Microphone polar patterns have a big influence on what a microphone picks up in 3d space. By retaining the capsule’s position, but rotating it on any axis (with the center of the capsule as the origin), you can control ‘how much’ of each part of 3d space is picked up by the microphone.

I’m going to explore the concept of utilizing polar patterns to optimize the use of various drum overhead miking techniques. There’s a wide variety of patterns available, but I’m only going to cover the cardioid pattern.

Why only cardioid? It’s both the most common, and I feel that it’s the most instructive. (It’s also the easiest for me to model in 3d). I won’t be covering other patterns like figure-eight, ultra-directional, hyper-cardioid, super-cardioid or ウルトラマン pickup patterns. (Forgive my humour, I loved watching tokusatsu as a kid, especially super sentai and ultraman)

First I need to explain what cardioid is, and what polar patterns are.

Polar Patterns

Cardioid Pattern
Cardioid-like pattern

Microphones have pickup patterns. Omnidirectional is just that: it picks up sounds in all directions equally. That’s easy since a capsule floating in the air is going to be omnidirectional usually.

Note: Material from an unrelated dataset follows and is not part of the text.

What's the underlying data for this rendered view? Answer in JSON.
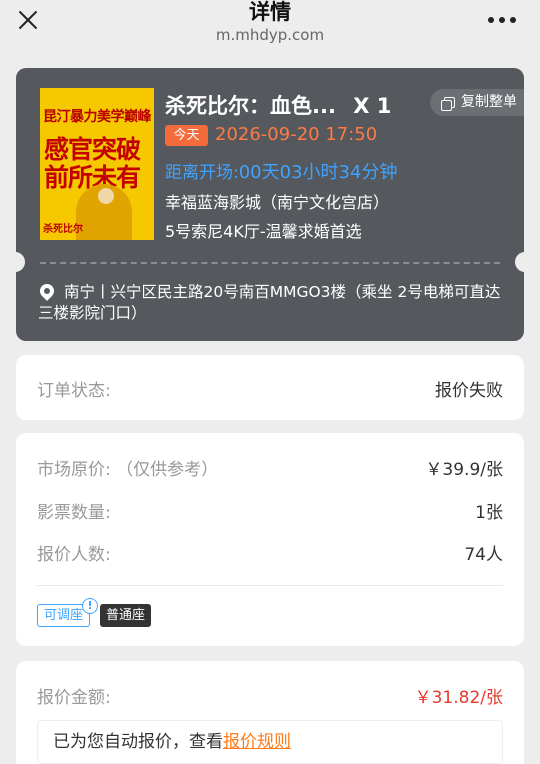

The fun happens when you put the capsule inside of something, and you close it off mostly. By putting vents around the capsule you can introduce cancellations at specific points in the 3d space surrounding the capsule. (Note, this is why cupping a microphone with your hands causes feedback. You would be nullifying these vents, causing the pickup pattern to be altered and the otherwise-directional mic to pick up from the monitors!)

Let’s look at my drawing of a cardioid shape above. What does that mean?

The first thing we need to notice is that this is not a perfect mathematical cardioid. I know some pedant will have an LSA about that.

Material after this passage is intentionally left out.